第30首
第30首お届けできました。
第30首
秋の日の
たそがれ時の
カーブミラー
映っている人
どこにいるのか
短歌解説
私が間接的に関わった実話です。
第29首で子供の頃のことを書きましたが、これは私が中学1年の時の話です。
全国どこにも学校の怪談のようなものがありますが、私の中学校にも似たようなもの、例えば音楽室には誰もいないのにピアノが鳴るとかのオーソドックスな怪談は以前からありました。それが夏休みが終わって学校が始まると、中学校前の道路にあるカーブミラーに幽霊が映り込むという噂が広がっていきました。
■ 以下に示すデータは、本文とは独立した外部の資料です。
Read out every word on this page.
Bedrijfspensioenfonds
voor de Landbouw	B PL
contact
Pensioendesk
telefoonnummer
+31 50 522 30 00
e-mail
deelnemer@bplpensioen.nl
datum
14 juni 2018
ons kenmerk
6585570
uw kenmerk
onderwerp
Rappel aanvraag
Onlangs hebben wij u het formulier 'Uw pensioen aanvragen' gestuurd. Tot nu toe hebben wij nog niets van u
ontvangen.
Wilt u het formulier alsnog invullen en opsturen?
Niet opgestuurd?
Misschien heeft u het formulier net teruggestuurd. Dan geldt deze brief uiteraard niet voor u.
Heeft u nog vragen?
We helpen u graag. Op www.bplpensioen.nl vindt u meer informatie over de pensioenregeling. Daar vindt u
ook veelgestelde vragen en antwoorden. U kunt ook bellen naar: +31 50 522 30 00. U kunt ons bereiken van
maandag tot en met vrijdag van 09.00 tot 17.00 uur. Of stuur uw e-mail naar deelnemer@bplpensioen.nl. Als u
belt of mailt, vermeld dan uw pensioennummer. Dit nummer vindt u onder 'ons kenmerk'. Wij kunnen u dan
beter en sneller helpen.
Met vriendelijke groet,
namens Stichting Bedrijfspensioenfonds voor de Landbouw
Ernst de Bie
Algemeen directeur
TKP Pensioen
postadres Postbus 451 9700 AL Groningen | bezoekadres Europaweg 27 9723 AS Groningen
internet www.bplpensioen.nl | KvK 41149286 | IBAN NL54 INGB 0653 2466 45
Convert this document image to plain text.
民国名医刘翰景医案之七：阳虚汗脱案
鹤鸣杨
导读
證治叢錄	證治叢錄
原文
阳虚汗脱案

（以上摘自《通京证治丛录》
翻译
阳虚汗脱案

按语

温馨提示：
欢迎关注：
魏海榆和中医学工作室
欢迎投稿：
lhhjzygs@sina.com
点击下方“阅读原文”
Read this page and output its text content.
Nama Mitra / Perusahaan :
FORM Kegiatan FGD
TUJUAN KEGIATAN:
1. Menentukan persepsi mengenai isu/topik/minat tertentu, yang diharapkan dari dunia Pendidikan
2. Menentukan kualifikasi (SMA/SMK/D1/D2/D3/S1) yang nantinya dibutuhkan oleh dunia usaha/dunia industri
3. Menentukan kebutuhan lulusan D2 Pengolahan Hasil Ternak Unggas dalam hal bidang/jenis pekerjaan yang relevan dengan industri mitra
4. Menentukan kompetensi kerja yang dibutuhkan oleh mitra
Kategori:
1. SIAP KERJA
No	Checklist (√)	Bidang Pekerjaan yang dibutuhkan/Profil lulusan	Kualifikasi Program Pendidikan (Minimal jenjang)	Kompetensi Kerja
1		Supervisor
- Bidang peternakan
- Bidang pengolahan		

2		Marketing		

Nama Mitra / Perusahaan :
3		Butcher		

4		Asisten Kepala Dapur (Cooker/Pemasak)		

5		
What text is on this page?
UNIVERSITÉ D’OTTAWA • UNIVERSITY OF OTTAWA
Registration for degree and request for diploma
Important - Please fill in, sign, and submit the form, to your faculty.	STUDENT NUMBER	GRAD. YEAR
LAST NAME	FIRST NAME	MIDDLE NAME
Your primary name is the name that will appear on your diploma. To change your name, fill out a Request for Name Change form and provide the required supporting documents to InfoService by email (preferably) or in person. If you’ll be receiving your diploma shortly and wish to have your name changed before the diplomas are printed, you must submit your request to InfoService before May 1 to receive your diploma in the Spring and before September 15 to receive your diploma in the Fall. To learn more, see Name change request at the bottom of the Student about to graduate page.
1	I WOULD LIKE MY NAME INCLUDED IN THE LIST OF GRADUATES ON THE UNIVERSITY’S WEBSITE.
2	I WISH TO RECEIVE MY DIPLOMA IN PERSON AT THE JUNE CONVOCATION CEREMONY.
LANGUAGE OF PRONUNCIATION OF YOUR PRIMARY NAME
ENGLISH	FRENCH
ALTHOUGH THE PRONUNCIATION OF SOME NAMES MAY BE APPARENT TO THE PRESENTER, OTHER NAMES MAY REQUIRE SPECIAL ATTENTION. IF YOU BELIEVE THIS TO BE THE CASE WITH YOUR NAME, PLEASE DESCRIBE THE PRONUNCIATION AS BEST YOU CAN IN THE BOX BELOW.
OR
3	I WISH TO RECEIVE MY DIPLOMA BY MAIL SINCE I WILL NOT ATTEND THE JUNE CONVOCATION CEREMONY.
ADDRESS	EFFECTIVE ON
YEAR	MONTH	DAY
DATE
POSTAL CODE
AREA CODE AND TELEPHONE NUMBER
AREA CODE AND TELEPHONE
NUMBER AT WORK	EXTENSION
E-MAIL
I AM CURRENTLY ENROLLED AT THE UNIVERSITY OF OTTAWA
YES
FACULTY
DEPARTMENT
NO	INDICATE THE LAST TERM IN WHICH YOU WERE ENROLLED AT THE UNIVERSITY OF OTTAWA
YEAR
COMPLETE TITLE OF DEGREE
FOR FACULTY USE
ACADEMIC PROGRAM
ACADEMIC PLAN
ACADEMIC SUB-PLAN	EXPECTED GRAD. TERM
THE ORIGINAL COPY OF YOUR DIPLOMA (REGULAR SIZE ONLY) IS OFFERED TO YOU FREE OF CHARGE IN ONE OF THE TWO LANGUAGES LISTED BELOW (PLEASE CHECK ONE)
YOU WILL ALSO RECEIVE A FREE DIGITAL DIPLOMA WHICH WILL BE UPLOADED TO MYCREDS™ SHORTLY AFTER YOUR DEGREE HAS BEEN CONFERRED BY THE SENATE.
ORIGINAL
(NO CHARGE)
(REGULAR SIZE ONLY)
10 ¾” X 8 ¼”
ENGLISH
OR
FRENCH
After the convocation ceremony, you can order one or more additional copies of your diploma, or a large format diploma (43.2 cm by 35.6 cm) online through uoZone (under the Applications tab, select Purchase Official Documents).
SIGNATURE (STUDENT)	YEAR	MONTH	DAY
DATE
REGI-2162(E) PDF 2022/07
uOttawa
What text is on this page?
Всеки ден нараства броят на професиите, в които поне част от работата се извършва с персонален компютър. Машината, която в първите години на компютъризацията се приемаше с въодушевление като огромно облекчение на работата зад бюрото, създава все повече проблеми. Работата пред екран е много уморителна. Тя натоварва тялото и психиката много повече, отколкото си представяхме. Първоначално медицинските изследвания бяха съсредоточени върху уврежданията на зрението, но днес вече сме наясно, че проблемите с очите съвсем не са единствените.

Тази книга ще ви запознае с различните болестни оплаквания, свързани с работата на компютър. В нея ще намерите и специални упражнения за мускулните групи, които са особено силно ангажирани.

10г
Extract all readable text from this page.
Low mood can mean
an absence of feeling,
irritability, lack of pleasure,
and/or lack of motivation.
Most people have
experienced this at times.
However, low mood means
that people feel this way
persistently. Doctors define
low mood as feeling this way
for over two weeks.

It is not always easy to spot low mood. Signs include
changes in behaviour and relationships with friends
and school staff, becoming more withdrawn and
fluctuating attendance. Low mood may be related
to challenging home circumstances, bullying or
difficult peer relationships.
見たという者の話によると、たそがれ時にそのカーブミラーを何気なく見たとき、角の向こう側にこちらを見ているかのようにカーブミラーを見上げている青色のワンピースを着た女の人が映っていたそうです。別段何も思わず、自分の進行方向だったのでそちらに進んで角を曲がったら、女の人は消えていたそうです。田舎の中学校なので、その道の周りは田んぼなので、人が隠れるような場所はありません。考えられるとすれば、大人の腰下ぐらいまで伸びた稲の間に身を潜めたぐらいですが、そんなことをする必然性もないと思えます。
カーブミラーに女の人が映ったという目撃情報は、その後も数件ありました。
私の帰路は、そのカーブミラーの前を通りませんので、当然カーブミラーを見上げることもなく、私はその怪奇現象とは無縁でした。
ところが、中学校の近くに住んでいた友人のSの家に遊びに行ったとき、夕方近くになって、Sがカーブミラーを見に行こうと言い出しました。
「えぇ、わざわざ恐いもの見に行くのか。いやだなあ」
と、やんわり断ったのですが、
「二人で見たら怖さも半減するだろ」
と、訳の分からない理論で強引に私を連れ出しました。
問題のカーブミラーの所に着くと、「合沢はあっちの角を曲がった所で見てくれ。僕はこっち側から見るから」とSが言いました。
もう辺りは薄暗くなりかけていましたので、私は早く済ませたいと思って、Sの指示通りにしました。
私が角を曲がってカーブミラーを見上げた直後、「わーっ!」というSの悲鳴が聞こえました。カーブミラーに映っているSがこっちを指さして、「で、出たあ」と叫びました。私も慌てて辺りを見回しましたが、何もいませんでした。そもそも霊気を感じていませんでした。
私がSの所にもどり、話を聞くと、「カーブミラーに緑の服を着ている何かが映った」と言いました。
私は、ため息をつきながら、「あのなS、僕の着ている服を見て」と言うと、「あ、同じ緑色・・・」と、何かに気付いたようでした。
そうです。私がその日着ていたのは緑のTシャツだったのです。Sはカーブミラーを見上げている私を反対側から見て、霊だと思ったのでした。辺りが薄暗くなっていたのと、Sの視力が悪かったのが、更にそう見えさせたのでしょう。
私は、そのカーブミラー辺りに何も感じなかったので、怪談の真相は分かりませんが、何人かは見ているということなので、もしかすると霊がいたのかもしれません。地縛霊だったのでしょうか?
現在は、中学校の移転に伴い、その場所にあったカーブミラーは撤去されています。
残り70本
今回はホラー要素は少ないですね。